Accelerated Compute with OpenMP* GPU Offload

Rob_Mueller-Albrecht · ‎12-05-2023

Introducing a New Step-by-Step Guide

Looking at the origins of OpenMP*, it was designed to provide an easy-to-implement straightforward pragma and directive-driven approach to introducing highly parallel execution.

Its intent and purpose is to do so without being tied to a specific programming language, operating system, or hardware platform. Thus, it helps to streamline parallel software development and supersede tedious low-level multi-threaded programming solutions.

OpenMP was originally targeted towards controlling capable and completely independent processors with shared memory, such as the multi-core CPUs that form the backbone of most of our modern computational environments, whether it be your home PC or an exascale compute cluster.

GPU architecture is different:

There is no single shared memory space
They have thousands of cores
Cores have interdependencies
Thread overhead can be very small and lightweight

None of this, however, fundamentally contradicts the OpenMP approach.

Starting with OpenMP 4.0 in 2013, the ability to offload blocks of code was introduced in the form of an execution model for devices, and the

#pragma omp target (C/C++)

or

!$omp target / !$omp end target (Fortran)

constructs transferring control flow to the GPU target devices. Given that OpenMP is based on a model of forking parallel regions from a primary thread, parallel regions will then be defined for the offload GPU as a next step. More and more features supporting GPU offload, advanced memory allocation, and device execution scheduling have been introduced ever since.

Today, with OpenMP 5.x, this parallelism framework effectively provides an abstraction layer permitting the use of OpenMP for GPU-based accelerated compute regardless of the targeted GPU hardware as long as a runtime library exists.

OpenMP keeps growing and evolving, maintaining and expanding its importance in high-performance computing.
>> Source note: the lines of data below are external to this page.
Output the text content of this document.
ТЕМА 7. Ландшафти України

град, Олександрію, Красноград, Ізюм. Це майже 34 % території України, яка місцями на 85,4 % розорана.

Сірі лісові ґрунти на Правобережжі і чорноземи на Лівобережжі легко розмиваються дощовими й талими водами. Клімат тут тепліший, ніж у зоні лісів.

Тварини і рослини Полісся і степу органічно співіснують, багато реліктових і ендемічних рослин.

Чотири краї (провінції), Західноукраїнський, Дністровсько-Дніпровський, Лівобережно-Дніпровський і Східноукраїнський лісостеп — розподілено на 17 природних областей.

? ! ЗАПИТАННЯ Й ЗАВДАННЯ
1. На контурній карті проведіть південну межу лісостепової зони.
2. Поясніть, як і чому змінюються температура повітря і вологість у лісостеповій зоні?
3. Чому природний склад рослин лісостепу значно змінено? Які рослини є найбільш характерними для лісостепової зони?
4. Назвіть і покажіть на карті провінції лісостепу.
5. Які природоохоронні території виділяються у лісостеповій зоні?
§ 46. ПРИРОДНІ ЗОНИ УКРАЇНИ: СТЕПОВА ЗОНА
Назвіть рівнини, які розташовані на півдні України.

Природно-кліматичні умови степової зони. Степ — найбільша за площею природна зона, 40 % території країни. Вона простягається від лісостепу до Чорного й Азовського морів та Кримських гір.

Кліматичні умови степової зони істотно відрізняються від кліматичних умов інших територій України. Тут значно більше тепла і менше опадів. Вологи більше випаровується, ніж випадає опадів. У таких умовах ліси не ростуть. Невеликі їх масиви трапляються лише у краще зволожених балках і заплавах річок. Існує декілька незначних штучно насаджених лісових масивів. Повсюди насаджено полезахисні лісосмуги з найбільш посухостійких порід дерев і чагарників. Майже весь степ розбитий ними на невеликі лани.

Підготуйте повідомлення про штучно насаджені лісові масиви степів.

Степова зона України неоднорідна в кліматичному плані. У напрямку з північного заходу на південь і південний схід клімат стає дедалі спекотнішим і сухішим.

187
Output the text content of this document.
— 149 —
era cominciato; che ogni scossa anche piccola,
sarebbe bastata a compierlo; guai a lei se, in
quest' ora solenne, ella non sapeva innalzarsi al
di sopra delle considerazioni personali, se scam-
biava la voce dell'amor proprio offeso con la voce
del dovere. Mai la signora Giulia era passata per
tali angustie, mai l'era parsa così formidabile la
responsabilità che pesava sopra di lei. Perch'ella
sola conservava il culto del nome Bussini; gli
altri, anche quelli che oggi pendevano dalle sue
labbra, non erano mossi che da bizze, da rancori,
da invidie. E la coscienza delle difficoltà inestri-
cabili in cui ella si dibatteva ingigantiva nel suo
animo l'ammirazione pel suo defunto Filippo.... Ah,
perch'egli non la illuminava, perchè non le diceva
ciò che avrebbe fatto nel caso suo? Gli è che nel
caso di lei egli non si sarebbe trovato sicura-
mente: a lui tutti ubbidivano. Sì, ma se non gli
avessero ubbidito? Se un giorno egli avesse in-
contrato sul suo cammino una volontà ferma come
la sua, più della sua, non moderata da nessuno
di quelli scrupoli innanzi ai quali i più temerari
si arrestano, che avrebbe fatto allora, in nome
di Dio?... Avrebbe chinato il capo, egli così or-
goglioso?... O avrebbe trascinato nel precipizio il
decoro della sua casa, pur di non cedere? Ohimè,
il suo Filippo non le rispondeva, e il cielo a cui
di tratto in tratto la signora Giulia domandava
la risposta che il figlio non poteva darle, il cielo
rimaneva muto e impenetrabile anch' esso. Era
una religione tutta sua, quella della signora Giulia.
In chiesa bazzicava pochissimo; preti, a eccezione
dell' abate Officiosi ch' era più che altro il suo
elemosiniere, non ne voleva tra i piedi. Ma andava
It is the de facto standard solution for many-GPU offload compute using Fortran.

Just as with other accelerated compute many-core offload approaches, keeping cross-device data transfers to a minimum and optimizing them for low latency is key.

To facilitate the ability of software developers to exploit the full potential of multicore hardware with OpenMP, we created a new

Application Offload and OpenMP* Optimization Portal using Intel® Tools

The OpenMP Offload Workflow

The Offload and Optimize OpenMP* Applications page provides a detailed learning path and workflow to demonstrate offload and optimization of an OpenMP application on Intel® GPUs using developer tools from Intel.

It uses real, fully accessible GitHub*-hosted, and comprehensive example code (ISO3DFD OpenMP Offload sample) to illustrate and guide you through the steps towards highly performant GPU offload acceleration.

The key steps are:

Install Development Tools and an Appropriate Compiler
Assess Application Performance on CPU and Potential GPU Kernels
Offload Compute-Intensive Code Regions in Kernels
Evaluate Offload Efficiency
Optimize the Offload Process
Review Overall Application Performance

After you read through the Guided OpenMP Offload Workflow and check out its example code, you will be ready to apply the learnings and recipes we provide to your complex applications and tune their performance.

For initial performance assessment, the workflow introduces Intel® VTune™ Profiler hotspot analysis.

The Vectorization and Code Insights Perspective and CPU/Memory Roofline Insights of the Intel® Advisor will give you the CPU-centric performance baseline and tuning guidance that can then be used as a reference for the potential benefits OpenMP Offload Modelling will highlight.

You will then see how to introduce OpenMP offload kernels to a GPU using Intel® Compilers, followed by additional fine-tuning iteratively increasing offload efficiency until you reach the desired overall application performance.

Next Steps

Let us start bringing OpenMP accelerator offload to your applications and taking advantage of the potential for significant performance benefits executing compute-intensive, highly parallel code on one or many GPUs.

The development tools used as part of the Offload and Optimize OpenMP* Applications workflow that will help you streamline the introduction of OpenMP GPU offload to your codebase are:

Intel® DPC++/C++ Compiler included in the Intel® oneAPI Base Toolkit (Base Kit).
Intel® Fortran Compiler included with the Intel® HPC Toolkit. For full functionality, download this toolkit in addition to the Base Kit.
Intel® Advisor (included with the Base Kit)
Intel® VTune™ Profiler (included with the Base Kit)
Profiling Tools Interfaces for Intel GPUs.

Additional Resources

Van_Veen__Lennaert · ‎05-03-2024

Where can I find a list of MKL functions that will be executed efficiently on GPU? I have seen examples with calls to BLAS routines, but what about, for instance, FFT and PRNG routines? Does it make sense to include, for instance, a call to Dfti_Compute_Forwards in a code black that is Offloaded to a GPU?